Scientists have demonstrated the feasibility of using genomic and transciptional data resulting from integrative sequencing of tumors in a clinical setting as a means to match patients to drug trials. A Michigan Center for Translational Pathology team carried out a pilot study to explore the practical challenges associated with applying high-throughput sequencing in clinical oncology. They presented data from integrated DNA and transcriptome sequencing of patients’ tumors to a board of multidisciplinary experts for review. The review process by a panel of experts led to identification of potential mutations that could help identify which clinical trials would be most suitable. Arul M. Chinnaiyan, M.D., and colleagues reported their findings in Science Translational Medicine, in a paper titled “Personalized Oncology Through Integrative High-Throughput Sequencing: A Pilot Study.”

The mutational landscape of an individual’s cancer can provide information to aid clinical decision making, such as the selection of targeted therapies, but translating high-throughput sequencing into a routine clinical setting to enable personalized management presents a number of logistic challenges, the researchers note. These include the initial identification of patients who would benefit, developing an informed consent process, carrying out cost-effective sequencing, implementing integrated computational pipelines for data analysis and deciding which results the patient should be told.

To see whether these challenges could be met, the team set in motion an exploratory study, which they called the Michigan Oncology Sequencing Project (MI-ONCOSEQ). The study involved patients who were considering taking part in clinical trials, and for whom integrative sequencing would potentially be relevant clinically. The aim was to generate validated CLIA results within four weeks from biopsy, which is the standard length of washout period for patients enrolling in a new clinical trial.

A sequencing tumor board (STB) was also established to review clinical and genetic data. Rather than a more traditional tumor board that focuses on a single tissue of origin and uses a molecular classification of cancer, the STB incorporated expertise in clinical oncology, pathology, cancer biology, bioethics, bioinformatics, and clinical genetics, researchers note.  

The sequencing strategy involved whole genome sequencing, targeted whole-exome sequencing and transcriptome sequencing (RNA-seq), and included shallow (5× to 15×) paired-end whole-genome sequencing of the tumor, targeted exome sequencing of the tumor and matched germline samples (blood or buccal smear), and paired-end transcriptome sequencing of the tumor. For the first four patients participating in MI-ONCOSEQ, the estimated cost of reagents was $5,400 per patient.

The process was evaluated initially on tumor xenografts from two living patients with metastatic prostate cancer that had been grown in mice, and a mock STB established to evaluate the sequencing results. Two patients were then enrolled in the MI-ONCOSEQ pilot study proper: The first was a male patient with metastatic colorectal cancer, who had taken part in a Phase I study evaluating the Aurora kinase B inhibitor TAK-901 (NCT00935844), but whose cancer had progressed after four cycles and was taken off the study. The second patient was a female with metastatic melanoma.

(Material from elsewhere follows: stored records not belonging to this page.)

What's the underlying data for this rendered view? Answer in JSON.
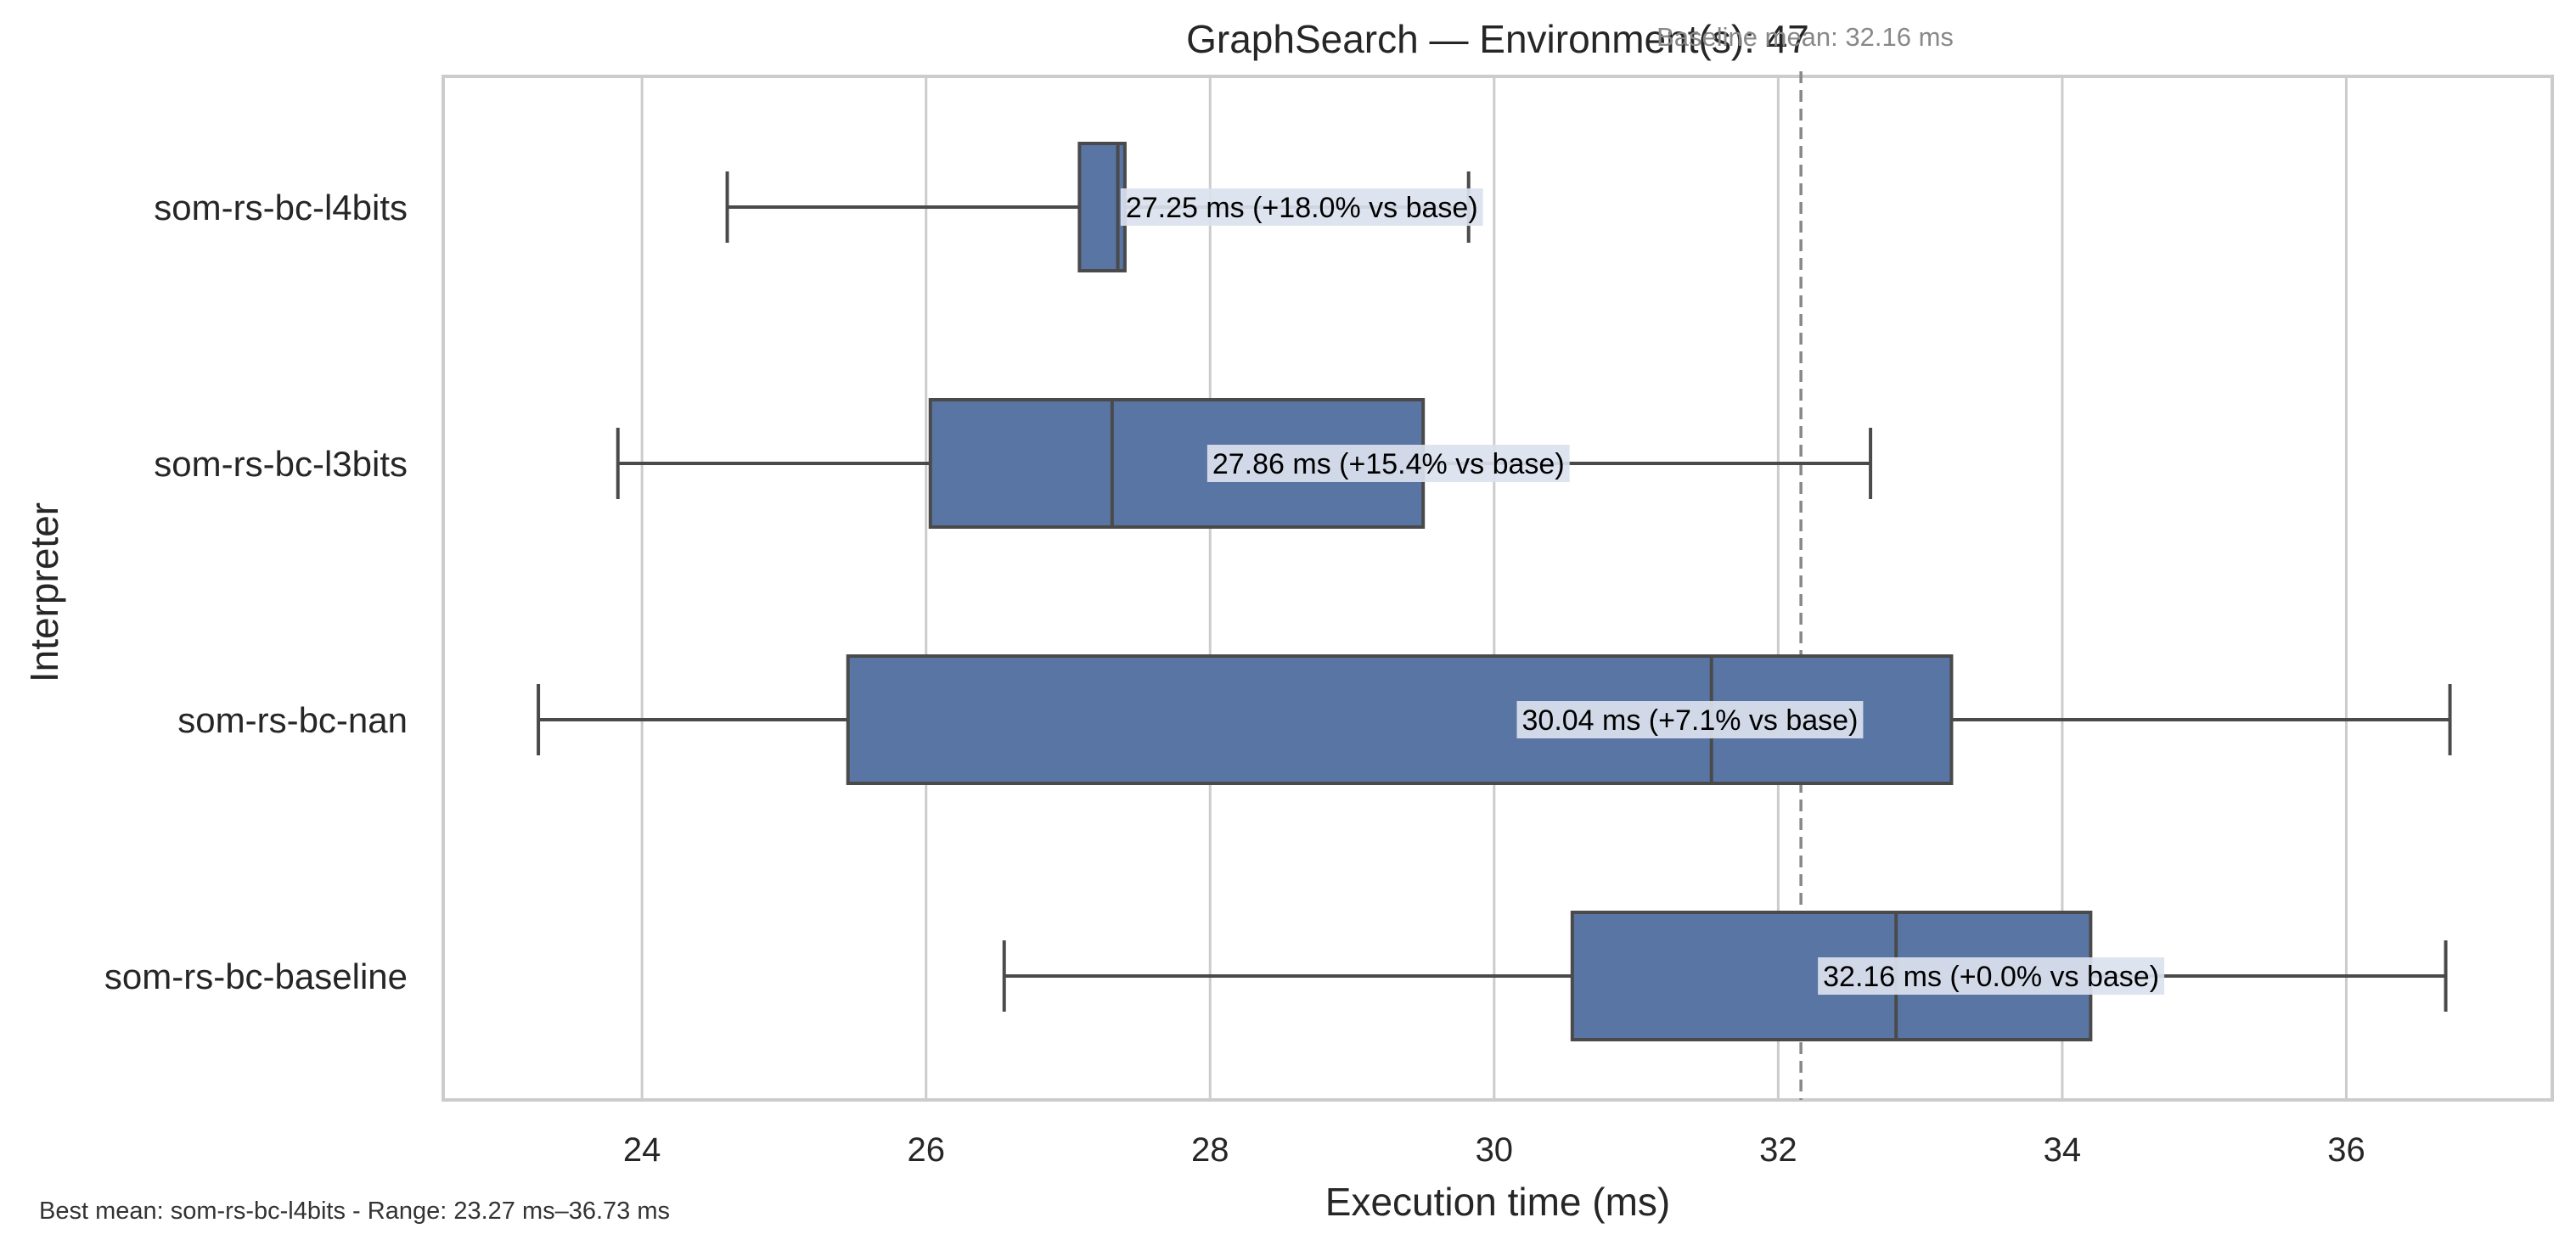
{
  "chart_data": {
    "type": "box",
    "orientation": "horizontal",
    "title": "GraphSearch — Environment(s): 47",
    "xlabel": "Execution time (ms)",
    "ylabel": "Interpreter",
    "xlim": [
      22.6,
      37.45
    ],
    "xticks": [
      24,
      26,
      28,
      30,
      32,
      34,
      36
    ],
    "xtick_labels": [
      "24",
      "26",
      "28",
      "30",
      "32",
      "34",
      "36"
    ],
    "grid": "vertical",
    "categories": [
      "som-rs-bc-l4bits",
      "som-rs-bc-l3bits",
      "som-rs-bc-nan",
      "som-rs-bc-baseline"
    ],
    "boxes": [
      {
        "name": "som-rs-bc-l4bits",
        "whisker_low": 24.6,
        "q1": 27.08,
        "median": 27.35,
        "q3": 27.4,
        "whisker_high": 29.82,
        "mean": 27.25,
        "label": "27.25 ms  (+18.0% vs base)"
      },
      {
        "name": "som-rs-bc-l3bits",
        "whisker_low": 23.83,
        "q1": 26.03,
        "median": 27.31,
        "q3": 29.5,
        "whisker_high": 32.65,
        "mean": 27.86,
        "label": "27.86 ms  (+15.4% vs base)"
      },
      {
        "name": "som-rs-bc-nan",
        "whisker_low": 23.27,
        "q1": 25.45,
        "median": 31.53,
        "q3": 33.22,
        "whisker_high": 36.73,
        "mean": 30.04,
        "label": "30.04 ms  (+7.1% vs base)"
      },
      {
        "name": "som-rs-bc-baseline",
        "whisker_low": 26.55,
        "q1": 30.55,
        "median": 32.83,
        "q3": 34.2,
        "whisker_high": 36.7,
        "mean": 32.16,
        "label": "32.16 ms  (+0.0% vs base)"
      }
    ],
    "reference_line": {
      "value": 32.16,
      "label": "Baseline mean: 32.16 ms"
    },
    "footnote": "Best mean: som-rs-bc-l4bits - Range: 23.27 ms–36.73 ms",
    "colors": {
      "box": "#5975a4",
      "edge": "#4a4a4a",
      "grid": "#cccccc",
      "frame": "#cccccc",
      "reference": "#888888",
      "label_bg": "#dbe2ee"
    }
  }
}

For both patients integrative sequencing and analyses were completed and the findings presented to the STB within 24 days of biopsy.

The authors report a complete set of results in their published paper, but note that sequencing data from the metastatic prostate cancer patient included identification of mutation and amplification of Aurka as a possible mechanism for his tumor progression while on an Aurora kinase inhibitor. Additional clinically relevant findings included the presence of NRAS and CDK8 alterations, which the STB suggested might, in future, be matched to clinical trials with MEK, PI3K, or CDK inhibitors.

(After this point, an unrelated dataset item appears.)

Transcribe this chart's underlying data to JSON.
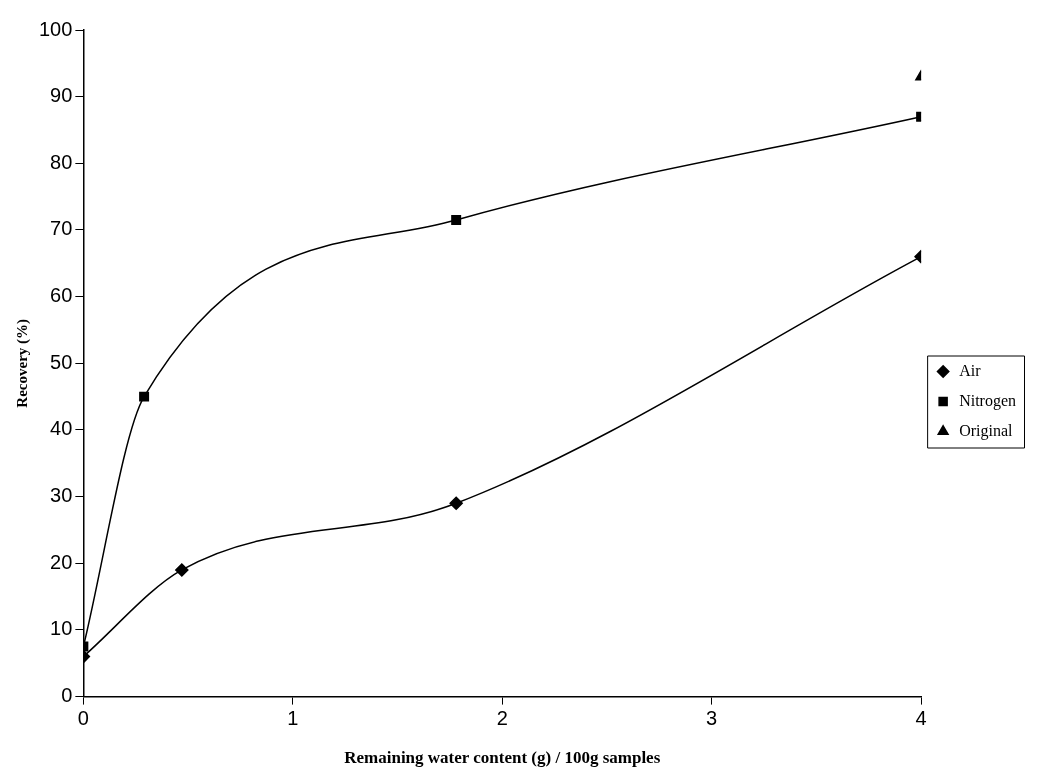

Results from sequencing of the metastatic melanoma patient’s tumor found no mutaitonis in the prevalent melanoma oncogenes BRAF, CKIT or NRAS, but among the potentially clinically relevant findings, an activating mutation in HRAS was nominated as a potential target for clinical trials with inhibitors of MEK, PI3K, and mTOR. “The HRAS activating mutation was surprising, because HRAS mutations have not been described in malignant melanoma, whereas NRAS mutations are common (15%),” the authors note.

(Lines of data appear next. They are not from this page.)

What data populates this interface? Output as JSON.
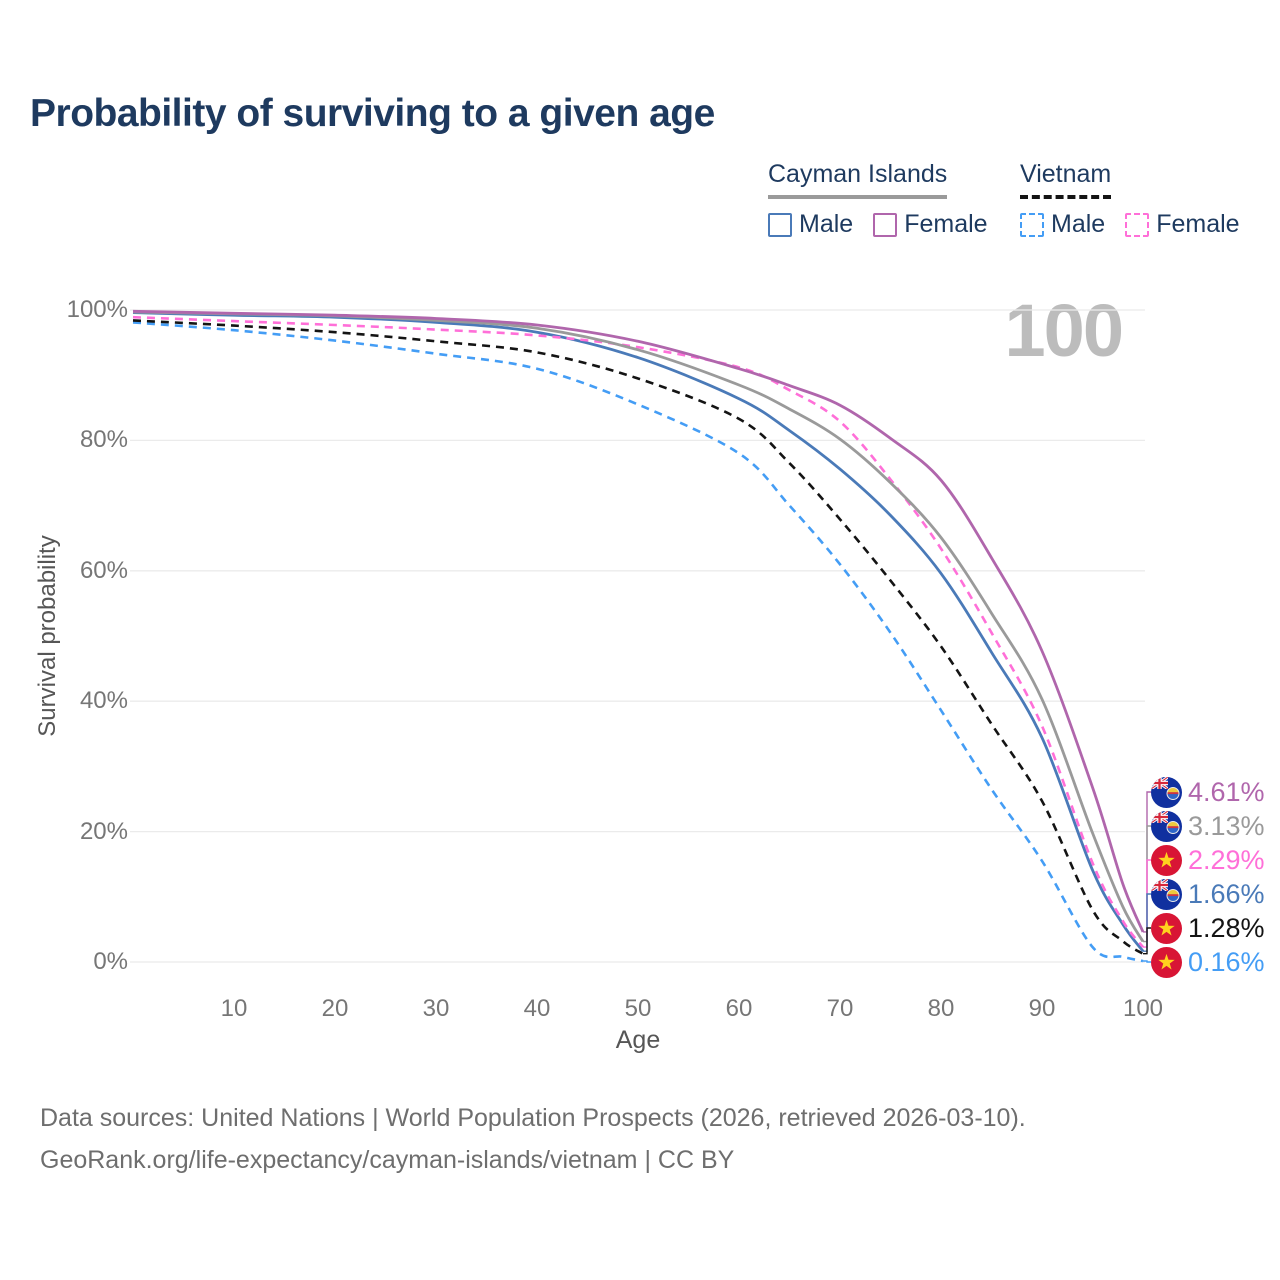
{
  "page": {
    "title": "Probability of surviving to a given age",
    "watermark": "100"
  },
  "legend": {
    "groups": [
      {
        "title": "Cayman Islands",
        "line_style": "solid",
        "underline_color": "#9a9a9a",
        "items": [
          {
            "label": "Male",
            "color": "#4a7ab8"
          },
          {
            "label": "Female",
            "color": "#b066ac"
          }
        ]
      },
      {
        "title": "Vietnam",
        "line_style": "dashed",
        "underline_color": "#141414",
        "items": [
          {
            "label": "Male",
            "color": "#449df5"
          },
          {
            "label": "Female",
            "color": "#ff6fd8"
          }
        ]
      }
    ]
  },
  "chart_data": {
    "type": "line",
    "title": "Probability of surviving to a given age",
    "xlabel": "Age",
    "ylabel": "Survival probability",
    "xlim": [
      0,
      100
    ],
    "ylim": [
      0,
      100
    ],
    "grid": "horizontal",
    "legend_position": "top-right",
    "watermark": "100",
    "x_ticks": [
      10,
      20,
      30,
      40,
      50,
      60,
      70,
      80,
      90,
      100
    ],
    "y_ticks": [
      {
        "value": 0,
        "label": "0%"
      },
      {
        "value": 20,
        "label": "20%"
      },
      {
        "value": 40,
        "label": "40%"
      },
      {
        "value": 60,
        "label": "60%"
      },
      {
        "value": 80,
        "label": "80%"
      },
      {
        "value": 100,
        "label": "100%"
      }
    ],
    "x": [
      0,
      10,
      20,
      30,
      40,
      50,
      60,
      65,
      70,
      75,
      80,
      85,
      90,
      95,
      98,
      100
    ],
    "series": [
      {
        "name": "Cayman Islands Female",
        "country": "Cayman Islands",
        "sex": "Female",
        "color": "#b066ac",
        "dashed": false,
        "flag": "cayman",
        "end_label": "4.61%",
        "values": [
          99.8,
          99.5,
          99.2,
          98.7,
          97.7,
          95.2,
          91.0,
          88.4,
          85.4,
          80.3,
          73.9,
          62.0,
          47.7,
          26.8,
          12.0,
          4.61
        ]
      },
      {
        "name": "Cayman Islands Total",
        "country": "Cayman Islands",
        "sex": "Both",
        "color": "#9a9a9a",
        "dashed": false,
        "flag": "cayman",
        "end_label": "3.13%",
        "values": [
          99.7,
          99.4,
          99.1,
          98.4,
          97.2,
          93.9,
          88.5,
          84.8,
          80.2,
          73.5,
          65.1,
          53.5,
          40.3,
          19.8,
          8.5,
          3.13
        ]
      },
      {
        "name": "Vietnam Female",
        "country": "Vietnam",
        "sex": "Female",
        "color": "#ff6fd8",
        "dashed": true,
        "flag": "vietnam",
        "end_label": "2.29%",
        "values": [
          98.9,
          98.3,
          97.7,
          97.0,
          96.1,
          94.3,
          91.2,
          87.7,
          82.9,
          74.0,
          63.4,
          50.5,
          36.2,
          15.2,
          6.3,
          2.29
        ]
      },
      {
        "name": "Cayman Islands Male",
        "country": "Cayman Islands",
        "sex": "Male",
        "color": "#4a7ab8",
        "dashed": false,
        "flag": "cayman",
        "end_label": "1.66%",
        "values": [
          99.6,
          99.2,
          98.9,
          98.1,
          96.6,
          92.7,
          86.4,
          81.5,
          75.6,
          68.5,
          59.6,
          47.5,
          34.4,
          14.1,
          5.8,
          1.66
        ]
      },
      {
        "name": "Vietnam Total",
        "country": "Vietnam",
        "sex": "Both",
        "color": "#141414",
        "dashed": true,
        "flag": "vietnam",
        "end_label": "1.28%",
        "values": [
          98.4,
          97.6,
          96.6,
          95.2,
          93.5,
          89.5,
          83.3,
          76.5,
          67.9,
          58.5,
          48.4,
          36.5,
          24.7,
          8.0,
          3.2,
          1.28
        ]
      },
      {
        "name": "Vietnam Male",
        "country": "Vietnam",
        "sex": "Male",
        "color": "#449df5",
        "dashed": true,
        "flag": "vietnam",
        "end_label": "0.16%",
        "values": [
          98.1,
          96.9,
          95.3,
          93.3,
          91.0,
          85.5,
          78.0,
          70.0,
          61.0,
          50.5,
          38.6,
          26.5,
          15.5,
          2.3,
          0.8,
          0.16
        ]
      }
    ]
  },
  "footer": {
    "line1": "Data sources: United Nations | World Population Prospects (2026, retrieved 2026-03-10).",
    "line2": "GeoRank.org/life-expectancy/cayman-islands/vietnam | CC BY"
  }
}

They suggest that while MI-ONCOSEQ used a combination of DNA and RNA sequencing to provide a broad view of genetic aberrations in cancer, they anticipate that adding global epigenetic and small RNA analyses, combined with bioinformatics algorithms, will provide additional information and allow cross-validation. “Integrative high-throughput sequencing of patients with advanced cancer generates a comprehensive, individual mutational landscape to facilitate biomarker-driven clinical trials in oncology,” they conclude. Moreover, the team adds, such an approach will facilitate the discovery of new genetic changes, such as the Aurka alteration in the prostate cancer patient, and can serve as a source of correlative data for trials with molecularly targeted therapies.